Search code examples
hbase

HBase "two columns in one" feature


The following book implies that there is a way to put two columns in one without using column families. Is it an actual HBase feature or is it just a dev hack like "concatenate two values in one column before sending them to Hbase and I will remember that it is in fact two columns I put there"-hack? If this is a feature, what is the syntax for that?

"Hadoop Application Architectures by Mark Grover, Ted Malaska, Jonathan Seidman, and Gwen Shapira (O’Reilly)." :

[When setting two columns foo and bar to a record,] each logical record in the HBase table will have two rows in the HBase HFile format. Here is the structure of such an HFile on disk:

|RowKey |TimeStamp  |Column |Value
|101    |1395531114 |F      |A1
|101    |1395531114 |B      |B1

The alternative choice is to have both the values from foo and bar in the same HBase column. This would apply to all records of the table and bears the following characteristics:

  • Both the columns would be retrieved at the same time. You may choose to disregard the value of the other column if you don’t need it.
  • Both the column values would need to be updated together since they are stored as a single entity (column).
  • Both the columns would age out together based on the last update.
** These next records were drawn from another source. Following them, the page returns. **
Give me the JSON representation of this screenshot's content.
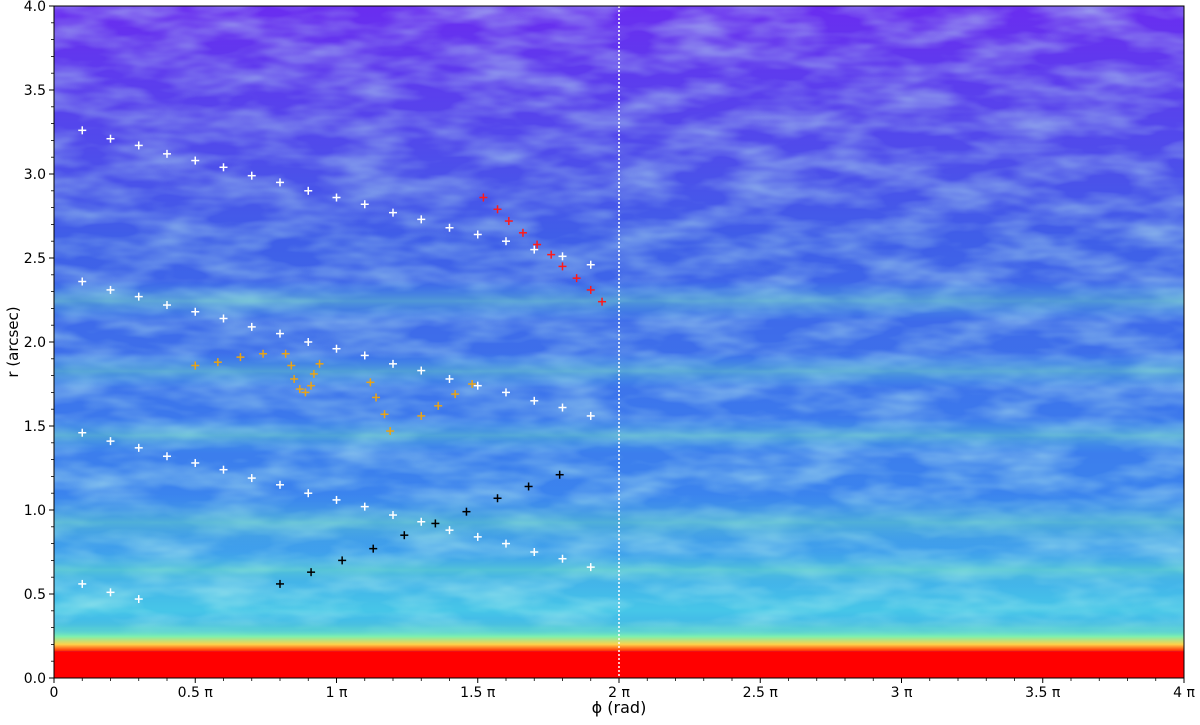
{
  "chart_data": {
    "type": "heatmap",
    "title": "",
    "xlabel": "ϕ (rad)",
    "ylabel": "r (arcsec)",
    "xlim": [
      0,
      4
    ],
    "ylim": [
      0.0,
      4.0
    ],
    "x_unit": "π rad",
    "xticks": [
      0,
      0.5,
      1,
      1.5,
      2,
      2.5,
      3,
      3.5,
      4
    ],
    "xtick_labels": [
      "0",
      "0.5 π",
      "1 π",
      "1.5 π",
      "2 π",
      "2.5 π",
      "3 π",
      "3.5 π",
      "4 π"
    ],
    "yticks": [
      0.0,
      0.5,
      1.0,
      1.5,
      2.0,
      2.5,
      3.0,
      3.5,
      4.0
    ],
    "ytick_labels": [
      "0.0",
      "0.5",
      "1.0",
      "1.5",
      "2.0",
      "2.5",
      "3.0",
      "3.5",
      "4.0"
    ],
    "colormap": "rainbow",
    "grid": false,
    "reference_line": {
      "x": 2,
      "color": "#ffffff",
      "style": "dotted"
    },
    "series": [
      {
        "color": "#ffffff",
        "marker": "+",
        "points": [
          [
            0.1,
            3.26
          ],
          [
            0.2,
            3.21
          ],
          [
            0.3,
            3.17
          ],
          [
            0.4,
            3.12
          ],
          [
            0.5,
            3.08
          ],
          [
            0.6,
            3.04
          ],
          [
            0.7,
            2.99
          ],
          [
            0.8,
            2.95
          ],
          [
            0.9,
            2.9
          ],
          [
            1.0,
            2.86
          ],
          [
            1.1,
            2.82
          ],
          [
            1.2,
            2.77
          ],
          [
            1.3,
            2.73
          ],
          [
            1.4,
            2.68
          ],
          [
            1.5,
            2.64
          ],
          [
            1.6,
            2.6
          ],
          [
            1.7,
            2.55
          ],
          [
            1.8,
            2.51
          ],
          [
            1.9,
            2.46
          ]
        ]
      },
      {
        "color": "#ffffff",
        "marker": "+",
        "points": [
          [
            0.1,
            2.36
          ],
          [
            0.2,
            2.31
          ],
          [
            0.3,
            2.27
          ],
          [
            0.4,
            2.22
          ],
          [
            0.5,
            2.18
          ],
          [
            0.6,
            2.14
          ],
          [
            0.7,
            2.09
          ],
          [
            0.8,
            2.05
          ],
          [
            0.9,
            2.0
          ],
          [
            1.0,
            1.96
          ],
          [
            1.1,
            1.92
          ],
          [
            1.2,
            1.87
          ],
          [
            1.3,
            1.83
          ],
          [
            1.4,
            1.78
          ],
          [
            1.5,
            1.74
          ],
          [
            1.6,
            1.7
          ],
          [
            1.7,
            1.65
          ],
          [
            1.8,
            1.61
          ],
          [
            1.9,
            1.56
          ]
        ]
      },
      {
        "color": "#ffffff",
        "marker": "+",
        "points": [
          [
            0.1,
            1.46
          ],
          [
            0.2,
            1.41
          ],
          [
            0.3,
            1.37
          ],
          [
            0.4,
            1.32
          ],
          [
            0.5,
            1.28
          ],
          [
            0.6,
            1.24
          ],
          [
            0.7,
            1.19
          ],
          [
            0.8,
            1.15
          ],
          [
            0.9,
            1.1
          ],
          [
            1.0,
            1.06
          ],
          [
            1.1,
            1.02
          ],
          [
            1.2,
            0.97
          ],
          [
            1.3,
            0.93
          ],
          [
            1.4,
            0.88
          ],
          [
            1.5,
            0.84
          ],
          [
            1.6,
            0.8
          ],
          [
            1.7,
            0.75
          ],
          [
            1.8,
            0.71
          ],
          [
            1.9,
            0.66
          ]
        ]
      },
      {
        "color": "#ffffff",
        "marker": "+",
        "points": [
          [
            0.1,
            0.56
          ],
          [
            0.2,
            0.51
          ],
          [
            0.3,
            0.47
          ]
        ]
      },
      {
        "color": "#e8a317",
        "marker": "+",
        "points": [
          [
            0.5,
            1.86
          ],
          [
            0.58,
            1.88
          ],
          [
            0.66,
            1.91
          ],
          [
            0.74,
            1.93
          ],
          [
            0.82,
            1.93
          ],
          [
            0.84,
            1.86
          ],
          [
            0.85,
            1.78
          ],
          [
            0.87,
            1.72
          ],
          [
            0.89,
            1.7
          ],
          [
            0.91,
            1.74
          ],
          [
            0.92,
            1.81
          ],
          [
            0.94,
            1.87
          ],
          [
            1.12,
            1.76
          ],
          [
            1.14,
            1.67
          ],
          [
            1.17,
            1.57
          ],
          [
            1.19,
            1.47
          ],
          [
            1.3,
            1.56
          ],
          [
            1.36,
            1.62
          ],
          [
            1.42,
            1.69
          ],
          [
            1.48,
            1.75
          ]
        ]
      },
      {
        "color": "#ff1a1a",
        "marker": "+",
        "points": [
          [
            1.52,
            2.86
          ],
          [
            1.57,
            2.79
          ],
          [
            1.61,
            2.72
          ],
          [
            1.66,
            2.65
          ],
          [
            1.71,
            2.58
          ],
          [
            1.76,
            2.52
          ],
          [
            1.8,
            2.45
          ],
          [
            1.85,
            2.38
          ],
          [
            1.9,
            2.31
          ],
          [
            1.94,
            2.24
          ]
        ]
      },
      {
        "color": "#000000",
        "marker": "+",
        "points": [
          [
            0.8,
            0.56
          ],
          [
            0.91,
            0.63
          ],
          [
            1.02,
            0.7
          ],
          [
            1.13,
            0.77
          ],
          [
            1.24,
            0.85
          ],
          [
            1.35,
            0.92
          ],
          [
            1.46,
            0.99
          ],
          [
            1.57,
            1.07
          ],
          [
            1.68,
            1.14
          ],
          [
            1.79,
            1.21
          ]
        ]
      }
    ]
  }
}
Here is the structure of the HFile in such a case:

|RowKey |TimeStamp  |Column |Value
|101    |1395531114 |X      |A1|B1

I think it is different from putting multiple values in one columns as seen in HBase storing data for a particular column with 2 or more values for the same row-key in Scala/Java API and see them as "versions" of the value because here he speaks about foo and bar being two different columns with two different roles. I found no mention of such a feature in the Hbase documentation https://hbase.apache.org/book.html#schema.


Solution

  • I think you can do this using value arrays for HBase value. After getting array value, you should split and use. I don't think there is another way to store multiple values in a single column family.